Although museums are an invaluable source of knowledge, Indian museums have never been included in mainstream education on a regular basis. Museums struggle to get visitors’ footfall every day and underprivileged children struggle to get a quality education. The Museum School matches the two needs in a unique effort to provide quality education for underprivileged children.

Impact

Over the past 12 years, The Museum School has taught more than 3,000 underprivileged students, some of whom have gone on to study at university, started their own businesses, or even returned to the school as teachers. The Museum School has also had a positive impact on the children’s communities with the children acting as community Ambassadors. Women from the community can also benefit from training in the well-respected profession of teaching and this can improve their social status. When once parents may have been reluctant to let their children go to school, The Museum School is now oversubscribed.

Scalability

The Museum School collaborates with multiple museums and makes them the regular schools for children. This approach has high scalability, as no separate school infrastructure is required, and children visit different museums (or galleries) on different days of the week, to study different subjects.

Implementation steps

Start thinking about collaborations
Identify museums in your area (they should be local enough so that you can travel to them easily and frequently) Think about approaching a whole range of museums with different subject specialisms.

 

  • Identify all the museums in the city, plot them on the city map and approach the ones you'd like to collaborate with. 
  • Identify communities of underprivileged children, and choose the museums that are within reachable distance from their community.
  • You may want to identify educated youth in the underprivileged community, and engage them as community volunteers.
  • You could also approach your local teacher training college/university to set up collaborations with student teachers. 


 

Map the curriculum
Once you have set up a collaboration with a museum, get your volunteers and student teachers to map all museum exhibits with curriculum of all grades.
  • Recruit volunteers and student teachers
  • Share with them the curriculum for each grade
  • Give them a format for mapping museum exhibits with the curriculum
  • Divide the subjects among volunteers depending upon their choice and ask them to map each exhibit with a topic of a subject of a grade, for which it can be used as a teaching aid.
  • Compile all lists and share with all volunteers, so that it gives them an opportunity to look at an exhibit from the different perspectives of various topics. 


Train the teachers
Get your teachers trained in the cognitive learning approach and how best to use the museum exhibits as teaching aids.

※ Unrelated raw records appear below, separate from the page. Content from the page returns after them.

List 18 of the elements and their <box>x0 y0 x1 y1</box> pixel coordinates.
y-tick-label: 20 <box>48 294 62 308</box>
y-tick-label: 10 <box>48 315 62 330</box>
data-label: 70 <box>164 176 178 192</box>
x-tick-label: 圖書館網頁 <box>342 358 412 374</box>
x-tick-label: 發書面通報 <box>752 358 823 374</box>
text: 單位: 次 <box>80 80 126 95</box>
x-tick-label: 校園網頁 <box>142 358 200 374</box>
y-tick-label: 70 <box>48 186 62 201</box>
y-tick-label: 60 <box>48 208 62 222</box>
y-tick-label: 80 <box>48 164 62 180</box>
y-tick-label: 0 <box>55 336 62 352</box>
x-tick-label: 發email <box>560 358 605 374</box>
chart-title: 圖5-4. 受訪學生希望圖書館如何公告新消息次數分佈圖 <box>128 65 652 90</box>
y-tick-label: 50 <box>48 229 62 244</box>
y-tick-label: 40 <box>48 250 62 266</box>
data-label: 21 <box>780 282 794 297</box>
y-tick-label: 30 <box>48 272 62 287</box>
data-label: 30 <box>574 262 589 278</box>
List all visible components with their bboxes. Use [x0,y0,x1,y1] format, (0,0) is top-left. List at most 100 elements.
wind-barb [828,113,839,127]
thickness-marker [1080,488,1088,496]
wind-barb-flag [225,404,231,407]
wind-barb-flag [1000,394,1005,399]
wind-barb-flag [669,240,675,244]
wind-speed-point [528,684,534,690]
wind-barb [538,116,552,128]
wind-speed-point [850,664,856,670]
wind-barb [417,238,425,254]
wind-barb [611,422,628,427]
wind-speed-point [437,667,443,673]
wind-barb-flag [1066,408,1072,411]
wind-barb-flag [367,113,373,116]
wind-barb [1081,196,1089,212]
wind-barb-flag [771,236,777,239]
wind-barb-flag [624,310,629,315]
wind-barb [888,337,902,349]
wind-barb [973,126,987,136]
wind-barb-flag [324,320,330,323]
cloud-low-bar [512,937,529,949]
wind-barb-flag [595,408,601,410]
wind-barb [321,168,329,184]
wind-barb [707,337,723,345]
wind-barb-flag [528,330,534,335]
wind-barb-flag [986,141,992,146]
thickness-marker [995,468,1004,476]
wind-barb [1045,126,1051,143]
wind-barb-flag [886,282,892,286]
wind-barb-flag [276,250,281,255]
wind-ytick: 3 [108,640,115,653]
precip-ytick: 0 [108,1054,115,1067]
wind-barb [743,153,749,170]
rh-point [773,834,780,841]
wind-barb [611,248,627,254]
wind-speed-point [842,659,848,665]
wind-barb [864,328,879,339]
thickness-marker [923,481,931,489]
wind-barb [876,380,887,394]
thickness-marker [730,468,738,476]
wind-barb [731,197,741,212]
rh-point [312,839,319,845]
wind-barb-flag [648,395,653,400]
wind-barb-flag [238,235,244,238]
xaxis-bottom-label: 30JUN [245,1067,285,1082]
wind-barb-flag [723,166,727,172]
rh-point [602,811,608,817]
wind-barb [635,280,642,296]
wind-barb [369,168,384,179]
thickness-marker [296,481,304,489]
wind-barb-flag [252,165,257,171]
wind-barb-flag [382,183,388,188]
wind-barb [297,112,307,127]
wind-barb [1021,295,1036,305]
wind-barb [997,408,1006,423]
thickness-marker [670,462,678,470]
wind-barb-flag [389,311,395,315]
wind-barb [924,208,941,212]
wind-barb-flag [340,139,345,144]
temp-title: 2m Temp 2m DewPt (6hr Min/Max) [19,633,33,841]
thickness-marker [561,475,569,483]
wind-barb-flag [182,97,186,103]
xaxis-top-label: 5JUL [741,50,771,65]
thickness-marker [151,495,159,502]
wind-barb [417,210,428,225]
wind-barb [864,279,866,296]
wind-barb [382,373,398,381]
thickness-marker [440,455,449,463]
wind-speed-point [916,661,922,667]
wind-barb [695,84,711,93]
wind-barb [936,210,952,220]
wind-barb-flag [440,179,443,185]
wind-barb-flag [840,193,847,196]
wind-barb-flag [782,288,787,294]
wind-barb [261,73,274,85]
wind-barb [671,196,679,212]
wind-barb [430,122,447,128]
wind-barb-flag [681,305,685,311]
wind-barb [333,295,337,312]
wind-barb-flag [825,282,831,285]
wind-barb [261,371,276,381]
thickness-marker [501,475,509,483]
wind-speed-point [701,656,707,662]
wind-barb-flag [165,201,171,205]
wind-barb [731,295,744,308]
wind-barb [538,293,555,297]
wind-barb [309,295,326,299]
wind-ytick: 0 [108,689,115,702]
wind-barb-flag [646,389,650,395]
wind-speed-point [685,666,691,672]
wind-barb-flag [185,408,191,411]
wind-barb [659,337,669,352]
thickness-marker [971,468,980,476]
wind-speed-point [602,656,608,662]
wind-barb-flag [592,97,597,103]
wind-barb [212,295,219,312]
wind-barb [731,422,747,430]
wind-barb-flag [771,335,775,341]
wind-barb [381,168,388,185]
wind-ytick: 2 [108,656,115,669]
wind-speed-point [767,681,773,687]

Subject experts employed by the museums are a fantastic resource and should be involved in the project wherever possible. Ask them to train your volunteers and teachers on how to use the exhibits as teaching aids. You could also train the subject experts in the pedagogy and get them involved with teaching sessions, too. 

 


Organize your timetable
Unlike mainstream schools, The Museum School usually covers one or two subjects in a day, as the children go to different museums on different days.

 

  • The Timetable of The Museum School uses different spaces in the museum for different subjects, literacy, and other academic aspects.
  • For sports and other physical activities, The Museum School makes uses of local stadiums, parks or open grounds.

 


Arrange group dynamics
It's best to engage children in small groups, around 15 children to one teacher, so that all children receive personalized attention and the opportunity to ask questions.

 Interactive learning becomes possible when group sizes are small, and every child gets an opportunity to question and seek answers.

  • Emphasis is on asking questions, as that removes all inhibitions among children.
  • This approach also opens up conversations among children, and between teacher and students.
  • Every child gets personalized attention, and understands and learns at his or her own pace.
  • When children are asked to write their understanding in their own words, it develops their expression abilities.
  • 'Cheating' or borrowing ideas is not frowned upon, as it can help in peer-to-peer learning.